SINGAPORE (May 15): Noble Group, the commodity trader battling for survival after losing almost $5 billion in 2017, will report 1Q18 earnings on Tuesday after market close.

Iceberg Research, the stock research outfit that first raised questions about Noble's accounting methods three years ago, has put up six questions on its website for Noble’s management to answer at the conference call following the results announcement.

Iceberg insists Noble’s debt-for-equity restructuring plan has "zero chance of success”. Instead, creditors should use the threat of liquidation to demand tougher conditions to safeguard their interests, Iceberg reasoned.

Iceberg in 2015 alleged Noble was substantially overvaluing its assets. The company was also under-reporting its debt and over-valuing its contracts, Iceberg had alleged in its subsequent reports.

The attacks triggered a share price collapse in Noble, followed by credit downgrades and writedowns, as well as fund-raising and management changes.

Here are Iceberg's six questions

1 Noble’s chairman, Paul Brough, and its founder, Richard Elman, believe that the “new Noble” post restructuring will be more successful than the “old Noble”, now insolvent. However, the new Noble looks a lot like the old Noble: same management, same director (Elman), about the same financing costs. Noble will continue to suffer from a lack of financing lines: the US$700 million ($936 million) contemplated trade line is not a financing facility, but a letter of credit facility. How can the new Noble be more successful than the old Noble if they fundamentally are the same company?

2 Banks had to recognise heavy provisions because of Noble. Does management think the credit committees of these banks will accept financing the new Noble if the same executives remain in place? How can Noble survive and succeed as a commodity trader without these lines?

3 The most controversial aspect of the restructuring plan is the legal release. This clause would release Nobles’ managers and directors from claims of fraud or malfeasance. Not a single time, Noble has publicly explained why this clause is justified. What benefit does this clause bring to Noble’s stakeholders? How does it contribute to the financial restructuring of Noble? Does management fear lawsuits from existing or past securities holders who have suffered economic loss?

4 Most of bonds interest won’t be paid in cash, but “paid in kind” or “paid if you can”. Does this mean that management already expects that the new Noble won’t be able to pay interest? If Noble is unable to pay interest, will there be any cash left for shareholders and perpetuals holders? What does it mean for the value of these securities?

5 The ad hoc group is made of hedge funds that are known for buying debt of distressed companies at a cheap price and restructure this debt in a way that strongly favours them. All the restructuring specialists we talked to expect these funds to sell their exposure to the new Noble as soon as possible after the restructuring is completed. Does it mean that the price of Noble’s securities will fall even more?

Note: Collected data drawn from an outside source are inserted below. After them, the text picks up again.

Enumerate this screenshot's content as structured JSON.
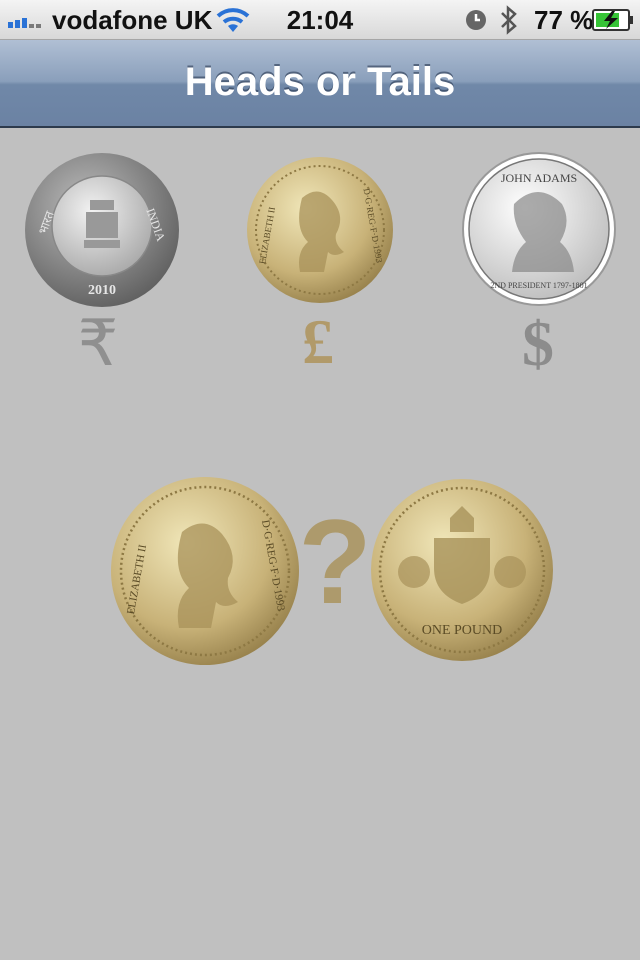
{
  "status_bar": {
    "carrier": "vodafone UK",
    "time": "21:04",
    "battery_percent": "77 %",
    "signal_bars": 3,
    "signal_total": 5
  },
  "nav": {
    "title": "Heads or Tails"
  },
  "currencies": [
    {
      "name": "rupee",
      "symbol": "₹",
      "coin_top_text": "INDIA",
      "coin_left_text": "भारत",
      "coin_year": "2010"
    },
    {
      "name": "pound",
      "symbol": "£",
      "coin_left_text": "ELIZABETH II",
      "coin_right_text": "D·G·REG·F·D·1993"
    },
    {
      "name": "dollar",
      "symbol": "$",
      "coin_top_text": "JOHN ADAMS",
      "coin_bottom_text": "2ND PRESIDENT 1797-1801"
    }
  ],
  "result": {
    "symbol": "?",
    "heads_left_text": "ELIZABETH II",
    "heads_right_text": "D·G·REG·F·D·1993",
    "tails_bottom_text": "ONE POUND"
  },
  "colors": {
    "background": "#c0c0c0",
    "nav_blue": "#6b82a3",
    "gold": "#b19a6a",
    "silver": "#8f8f8f"
  }
}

6 Noble is still engaged in a lawsuit against us that they have not yet dropped. As everybody knows, Noble has zero chance of winning this lawsuit: all our arguments have been confirmed in their own financial statements. We were informed by our lawyers that any restructuring that would thwart or hinder our ability to recover our legal costs by transferring assets to a new entity would be potentially void and reversible under section 60 of the Conveyancing and Property ordinance. In other words, we at Iceberg can reverse the restructuring plan proposed by Noble. Did Noble’s management inform its stakeholders of this quite ironic situation?